Há uma proporcionalidade entre gênero, diferença e espécie com matéria, forma e

composto. Na definição, o gênero é o elemento indeterminado, e a diferença específica é o

elemento determinante; nas substâncias, há uma proporcionalidade da matéria para com o

primeiro, e da forma para com a segunda, mas não identidade.53

[...] nas substâncias materiais, gênero e diferença, como elementos da definição, pode-se dizer que correspondem à matéria e forma da substância concreta somente indiretamente, ou melhor, “proporcionalmente”: isto é, o gênero, que é o elemento indeterminado da definição, corresponde à matéria, que é princípio puramente potencial, e a diferença, que é elemento

especificante, corresponde à forma, que é princípio causal. 54

O gênero não é matéria, mas é tomado dela como significando o todo; a diferença

específica não é a forma, mas é tomada dela como significando o todo; a espécie expressa o

todo mais determinadamente do que as outras intenções lógicas, e contém em si as diferenças

individuais, indeterminadamente.

A unidade do gênero, afirma São Tomás no parágrafo 25, “procede da própria

indeterminação ou indiferença”, porque “o gênero significa alguma forma, não porém

determinadamente esta ou aquela, que a diferença exprime determinadamente, a qual não é

outra senão aquela que era significada indeterminadamente pelo gênero”. O gênero não é,

portanto, como a matéria-prima, que é denominada una pela “remoção de todas as formas”, e

à qual se acrescenta a forma, determinando-a. O gênero não é desprovido de forma, mas

contém em si todas as formas das espécies, indeterminadamente.55 Pela adição da diferença

específica, é removida a indeterminação.

O fato de que o gênero contenha indeterminadamente a forma e determinadamente a

matéria, e que a diferença específica determine a forma, significando implicitamente a

matéria, porém indeterminadamente, é o que permite que sejam predicáveis.

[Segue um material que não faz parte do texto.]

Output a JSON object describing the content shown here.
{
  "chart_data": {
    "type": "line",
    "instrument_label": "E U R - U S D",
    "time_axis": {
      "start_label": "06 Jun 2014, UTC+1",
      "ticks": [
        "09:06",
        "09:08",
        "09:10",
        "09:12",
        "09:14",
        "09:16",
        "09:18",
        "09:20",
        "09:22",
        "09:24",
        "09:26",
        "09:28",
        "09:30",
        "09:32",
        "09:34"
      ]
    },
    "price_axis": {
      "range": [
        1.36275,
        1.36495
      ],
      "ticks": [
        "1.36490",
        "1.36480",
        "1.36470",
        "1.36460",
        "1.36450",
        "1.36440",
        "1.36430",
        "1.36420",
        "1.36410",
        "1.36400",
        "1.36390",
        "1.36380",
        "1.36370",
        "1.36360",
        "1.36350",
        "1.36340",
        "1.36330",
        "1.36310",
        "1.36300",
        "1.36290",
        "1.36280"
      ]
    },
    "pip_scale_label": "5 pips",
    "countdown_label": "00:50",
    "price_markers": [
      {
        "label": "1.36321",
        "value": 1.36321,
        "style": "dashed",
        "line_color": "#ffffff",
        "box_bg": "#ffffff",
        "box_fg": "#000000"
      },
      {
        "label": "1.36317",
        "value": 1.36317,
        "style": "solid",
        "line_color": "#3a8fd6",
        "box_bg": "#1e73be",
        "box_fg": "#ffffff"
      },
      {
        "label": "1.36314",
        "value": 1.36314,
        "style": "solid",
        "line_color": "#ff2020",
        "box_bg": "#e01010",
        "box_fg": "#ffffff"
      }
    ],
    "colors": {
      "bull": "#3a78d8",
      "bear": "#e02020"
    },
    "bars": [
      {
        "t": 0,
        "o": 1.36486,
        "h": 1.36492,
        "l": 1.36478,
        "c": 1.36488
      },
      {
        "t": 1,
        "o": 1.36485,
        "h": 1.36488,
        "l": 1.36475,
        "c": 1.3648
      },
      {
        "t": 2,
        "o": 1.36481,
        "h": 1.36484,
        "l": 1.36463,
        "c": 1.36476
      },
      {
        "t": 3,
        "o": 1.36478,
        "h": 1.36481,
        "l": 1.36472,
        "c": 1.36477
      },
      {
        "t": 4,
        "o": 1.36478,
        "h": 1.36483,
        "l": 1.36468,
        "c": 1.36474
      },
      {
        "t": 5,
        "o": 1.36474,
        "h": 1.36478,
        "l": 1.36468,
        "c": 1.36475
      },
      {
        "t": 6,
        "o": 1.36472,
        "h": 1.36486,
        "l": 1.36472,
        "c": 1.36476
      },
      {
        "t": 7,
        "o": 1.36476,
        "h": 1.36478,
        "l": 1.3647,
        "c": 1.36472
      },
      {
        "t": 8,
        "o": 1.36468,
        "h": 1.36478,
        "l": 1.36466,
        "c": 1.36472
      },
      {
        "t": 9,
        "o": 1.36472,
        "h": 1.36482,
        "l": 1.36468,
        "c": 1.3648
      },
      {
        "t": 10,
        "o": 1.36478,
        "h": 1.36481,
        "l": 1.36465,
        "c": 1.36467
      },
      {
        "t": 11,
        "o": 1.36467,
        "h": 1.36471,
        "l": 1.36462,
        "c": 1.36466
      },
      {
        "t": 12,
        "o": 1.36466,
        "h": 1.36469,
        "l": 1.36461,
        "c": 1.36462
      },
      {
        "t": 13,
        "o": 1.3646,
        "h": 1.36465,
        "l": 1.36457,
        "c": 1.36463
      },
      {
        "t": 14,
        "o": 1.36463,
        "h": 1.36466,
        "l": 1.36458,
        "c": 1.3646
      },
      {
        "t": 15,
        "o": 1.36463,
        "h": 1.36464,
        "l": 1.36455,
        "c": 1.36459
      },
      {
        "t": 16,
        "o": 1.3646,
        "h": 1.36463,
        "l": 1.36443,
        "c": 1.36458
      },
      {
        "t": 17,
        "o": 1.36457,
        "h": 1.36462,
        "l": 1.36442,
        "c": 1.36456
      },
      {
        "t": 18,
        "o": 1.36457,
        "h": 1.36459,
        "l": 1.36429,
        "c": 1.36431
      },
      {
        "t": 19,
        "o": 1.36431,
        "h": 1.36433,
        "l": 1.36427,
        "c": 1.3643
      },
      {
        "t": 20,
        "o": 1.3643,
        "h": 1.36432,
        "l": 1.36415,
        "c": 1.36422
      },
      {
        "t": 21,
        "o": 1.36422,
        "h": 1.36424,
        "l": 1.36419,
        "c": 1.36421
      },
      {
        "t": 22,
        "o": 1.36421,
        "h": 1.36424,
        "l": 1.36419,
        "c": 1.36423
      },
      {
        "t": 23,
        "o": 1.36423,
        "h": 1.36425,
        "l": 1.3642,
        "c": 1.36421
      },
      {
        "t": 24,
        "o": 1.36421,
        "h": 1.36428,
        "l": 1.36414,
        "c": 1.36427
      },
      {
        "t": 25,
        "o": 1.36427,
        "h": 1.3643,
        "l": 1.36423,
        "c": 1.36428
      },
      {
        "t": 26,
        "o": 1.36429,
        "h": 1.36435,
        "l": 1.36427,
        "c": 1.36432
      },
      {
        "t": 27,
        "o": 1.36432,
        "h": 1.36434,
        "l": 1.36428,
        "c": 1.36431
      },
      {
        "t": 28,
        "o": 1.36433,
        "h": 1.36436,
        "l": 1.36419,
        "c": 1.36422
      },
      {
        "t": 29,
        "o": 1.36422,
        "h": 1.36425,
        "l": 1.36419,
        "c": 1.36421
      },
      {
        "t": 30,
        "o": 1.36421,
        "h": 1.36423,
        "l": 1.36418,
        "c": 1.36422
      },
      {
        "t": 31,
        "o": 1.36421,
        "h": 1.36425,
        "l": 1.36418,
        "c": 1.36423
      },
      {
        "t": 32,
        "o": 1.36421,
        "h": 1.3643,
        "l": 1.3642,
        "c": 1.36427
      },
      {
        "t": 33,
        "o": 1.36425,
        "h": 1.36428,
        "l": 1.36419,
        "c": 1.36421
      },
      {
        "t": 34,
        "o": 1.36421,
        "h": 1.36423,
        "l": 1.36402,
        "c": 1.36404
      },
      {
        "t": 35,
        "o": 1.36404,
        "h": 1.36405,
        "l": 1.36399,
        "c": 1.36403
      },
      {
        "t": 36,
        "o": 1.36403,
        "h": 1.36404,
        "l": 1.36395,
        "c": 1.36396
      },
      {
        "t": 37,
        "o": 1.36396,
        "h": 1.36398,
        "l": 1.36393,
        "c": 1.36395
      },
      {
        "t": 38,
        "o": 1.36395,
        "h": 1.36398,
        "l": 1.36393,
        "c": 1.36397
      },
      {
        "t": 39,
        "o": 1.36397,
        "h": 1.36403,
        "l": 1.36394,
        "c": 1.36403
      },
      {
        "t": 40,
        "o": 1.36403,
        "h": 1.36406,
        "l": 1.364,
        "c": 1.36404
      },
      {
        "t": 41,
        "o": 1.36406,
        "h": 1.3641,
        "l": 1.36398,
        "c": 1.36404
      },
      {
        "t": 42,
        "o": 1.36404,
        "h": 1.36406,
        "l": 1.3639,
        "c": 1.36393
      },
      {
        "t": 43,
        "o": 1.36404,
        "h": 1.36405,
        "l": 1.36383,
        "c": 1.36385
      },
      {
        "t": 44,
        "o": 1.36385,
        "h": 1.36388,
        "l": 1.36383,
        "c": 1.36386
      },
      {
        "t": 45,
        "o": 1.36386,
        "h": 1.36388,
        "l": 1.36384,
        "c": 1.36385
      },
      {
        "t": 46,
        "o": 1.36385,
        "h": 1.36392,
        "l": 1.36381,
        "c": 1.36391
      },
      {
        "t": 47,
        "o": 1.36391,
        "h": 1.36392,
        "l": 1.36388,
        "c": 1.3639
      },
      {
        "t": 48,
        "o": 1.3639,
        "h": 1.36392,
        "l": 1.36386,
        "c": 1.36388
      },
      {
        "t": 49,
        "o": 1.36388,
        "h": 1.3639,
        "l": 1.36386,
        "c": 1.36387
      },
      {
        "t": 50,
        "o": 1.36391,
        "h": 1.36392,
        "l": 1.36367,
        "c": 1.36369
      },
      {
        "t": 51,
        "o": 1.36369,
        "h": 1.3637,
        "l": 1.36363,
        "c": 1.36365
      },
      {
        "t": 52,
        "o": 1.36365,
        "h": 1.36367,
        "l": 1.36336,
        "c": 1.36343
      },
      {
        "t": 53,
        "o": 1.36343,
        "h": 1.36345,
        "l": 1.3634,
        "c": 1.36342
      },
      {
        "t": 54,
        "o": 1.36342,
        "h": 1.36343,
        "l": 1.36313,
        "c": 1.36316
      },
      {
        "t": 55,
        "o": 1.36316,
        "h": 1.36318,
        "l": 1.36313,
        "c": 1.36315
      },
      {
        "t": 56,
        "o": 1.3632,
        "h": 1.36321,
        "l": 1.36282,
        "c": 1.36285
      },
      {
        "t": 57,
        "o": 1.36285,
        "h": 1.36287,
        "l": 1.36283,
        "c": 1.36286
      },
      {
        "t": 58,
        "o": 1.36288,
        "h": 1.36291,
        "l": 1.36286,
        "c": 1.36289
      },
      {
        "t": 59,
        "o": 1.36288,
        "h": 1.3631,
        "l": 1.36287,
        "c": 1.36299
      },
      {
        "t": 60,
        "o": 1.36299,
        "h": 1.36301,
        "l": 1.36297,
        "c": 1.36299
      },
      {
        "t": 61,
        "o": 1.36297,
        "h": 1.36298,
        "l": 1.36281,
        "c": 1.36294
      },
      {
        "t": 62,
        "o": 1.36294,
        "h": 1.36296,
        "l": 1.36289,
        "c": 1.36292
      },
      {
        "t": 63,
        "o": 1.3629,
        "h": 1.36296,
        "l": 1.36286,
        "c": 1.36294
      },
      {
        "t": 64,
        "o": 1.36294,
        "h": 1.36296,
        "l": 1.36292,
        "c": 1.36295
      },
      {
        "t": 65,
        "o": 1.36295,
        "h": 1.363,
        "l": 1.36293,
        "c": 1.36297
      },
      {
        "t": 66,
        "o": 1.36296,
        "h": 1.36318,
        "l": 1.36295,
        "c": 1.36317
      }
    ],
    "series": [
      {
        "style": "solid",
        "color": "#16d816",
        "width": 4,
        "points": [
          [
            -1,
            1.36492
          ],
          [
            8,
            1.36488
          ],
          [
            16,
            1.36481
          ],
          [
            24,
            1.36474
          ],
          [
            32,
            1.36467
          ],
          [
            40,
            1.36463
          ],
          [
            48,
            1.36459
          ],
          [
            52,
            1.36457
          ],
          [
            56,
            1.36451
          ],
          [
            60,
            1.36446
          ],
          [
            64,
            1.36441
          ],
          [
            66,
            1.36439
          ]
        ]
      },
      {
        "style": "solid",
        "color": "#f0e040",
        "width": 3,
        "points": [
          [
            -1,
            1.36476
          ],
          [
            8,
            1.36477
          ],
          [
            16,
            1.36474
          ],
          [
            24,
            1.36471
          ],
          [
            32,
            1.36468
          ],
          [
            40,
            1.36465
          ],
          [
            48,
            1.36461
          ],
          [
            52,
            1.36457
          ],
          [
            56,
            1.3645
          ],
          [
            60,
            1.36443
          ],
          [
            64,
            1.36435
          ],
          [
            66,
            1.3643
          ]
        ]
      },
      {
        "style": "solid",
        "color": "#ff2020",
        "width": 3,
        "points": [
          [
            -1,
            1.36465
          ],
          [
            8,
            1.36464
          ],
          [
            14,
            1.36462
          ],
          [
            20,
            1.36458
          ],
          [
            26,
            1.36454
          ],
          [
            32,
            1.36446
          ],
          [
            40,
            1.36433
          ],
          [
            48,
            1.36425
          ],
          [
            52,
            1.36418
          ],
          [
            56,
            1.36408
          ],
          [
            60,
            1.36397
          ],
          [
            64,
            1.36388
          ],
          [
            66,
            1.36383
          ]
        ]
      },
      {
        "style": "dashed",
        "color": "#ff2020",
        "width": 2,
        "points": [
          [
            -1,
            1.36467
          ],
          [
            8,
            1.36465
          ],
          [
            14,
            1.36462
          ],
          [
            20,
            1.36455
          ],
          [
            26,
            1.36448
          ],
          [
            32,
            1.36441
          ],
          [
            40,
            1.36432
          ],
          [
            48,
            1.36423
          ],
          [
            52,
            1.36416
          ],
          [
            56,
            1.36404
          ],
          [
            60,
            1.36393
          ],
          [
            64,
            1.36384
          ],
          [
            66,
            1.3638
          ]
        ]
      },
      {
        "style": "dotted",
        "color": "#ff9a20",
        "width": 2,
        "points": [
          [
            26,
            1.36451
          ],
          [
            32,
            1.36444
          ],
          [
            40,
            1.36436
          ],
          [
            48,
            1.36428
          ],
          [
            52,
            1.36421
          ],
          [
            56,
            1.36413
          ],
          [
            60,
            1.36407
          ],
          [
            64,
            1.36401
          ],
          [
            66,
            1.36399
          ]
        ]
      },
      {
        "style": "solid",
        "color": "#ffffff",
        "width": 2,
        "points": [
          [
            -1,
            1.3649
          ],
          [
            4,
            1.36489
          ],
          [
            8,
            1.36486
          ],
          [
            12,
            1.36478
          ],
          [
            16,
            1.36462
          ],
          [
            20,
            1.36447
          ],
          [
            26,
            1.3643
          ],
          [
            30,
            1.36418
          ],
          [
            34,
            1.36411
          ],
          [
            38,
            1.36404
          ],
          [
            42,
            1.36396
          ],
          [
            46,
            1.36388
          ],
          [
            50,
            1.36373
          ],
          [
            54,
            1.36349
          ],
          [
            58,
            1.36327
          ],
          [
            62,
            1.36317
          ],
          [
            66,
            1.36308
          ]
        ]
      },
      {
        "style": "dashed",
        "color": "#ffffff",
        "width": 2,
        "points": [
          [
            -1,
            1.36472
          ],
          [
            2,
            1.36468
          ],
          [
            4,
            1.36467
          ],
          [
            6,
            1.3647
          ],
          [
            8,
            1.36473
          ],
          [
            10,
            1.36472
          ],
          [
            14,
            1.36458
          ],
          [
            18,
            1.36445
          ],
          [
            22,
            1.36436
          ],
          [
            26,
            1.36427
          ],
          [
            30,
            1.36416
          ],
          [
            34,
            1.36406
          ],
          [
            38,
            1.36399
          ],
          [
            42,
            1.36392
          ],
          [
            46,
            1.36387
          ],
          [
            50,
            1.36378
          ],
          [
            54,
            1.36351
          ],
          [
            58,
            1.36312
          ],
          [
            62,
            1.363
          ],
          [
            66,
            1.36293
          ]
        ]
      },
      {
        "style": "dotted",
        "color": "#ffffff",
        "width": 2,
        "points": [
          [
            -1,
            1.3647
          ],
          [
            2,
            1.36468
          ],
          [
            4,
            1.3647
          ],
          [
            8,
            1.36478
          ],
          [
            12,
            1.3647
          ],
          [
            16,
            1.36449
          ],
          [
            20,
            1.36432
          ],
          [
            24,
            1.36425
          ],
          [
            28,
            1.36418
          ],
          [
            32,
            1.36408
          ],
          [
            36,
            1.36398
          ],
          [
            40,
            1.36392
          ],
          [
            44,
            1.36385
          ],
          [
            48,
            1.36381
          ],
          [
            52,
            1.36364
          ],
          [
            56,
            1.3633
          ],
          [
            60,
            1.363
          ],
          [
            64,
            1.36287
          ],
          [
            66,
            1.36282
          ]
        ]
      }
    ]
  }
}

[...] é preciso que aquilo que é espécie, na medida em que se predica do indivíduo, signifique o todo que está essencialmente no indivíduo, embora

53 Sobretudo se pensamos nas substâncias puramente espirituais, nas quais o gênero não poderia

corresponder à matéria. 54

Cf. FABRO, Cornelio. Introduccion al tomismo. Trad.: María Francisca de Castro Gil. Madri: Rialp, 1967, p. 61. Tradução livre do espanhol para o português de nossa autoria. 55 A unidade do gênero não é como a unidade da matéria-prima. A unidade da matéria-prima se dá pela exclusão de toda e qualquer forma. Por isso se diz que a matéria-prima é “pura potência”. A unidade do gênero, como foi dito, não se dá pela exclusão das formas, mas por sua indeterminação.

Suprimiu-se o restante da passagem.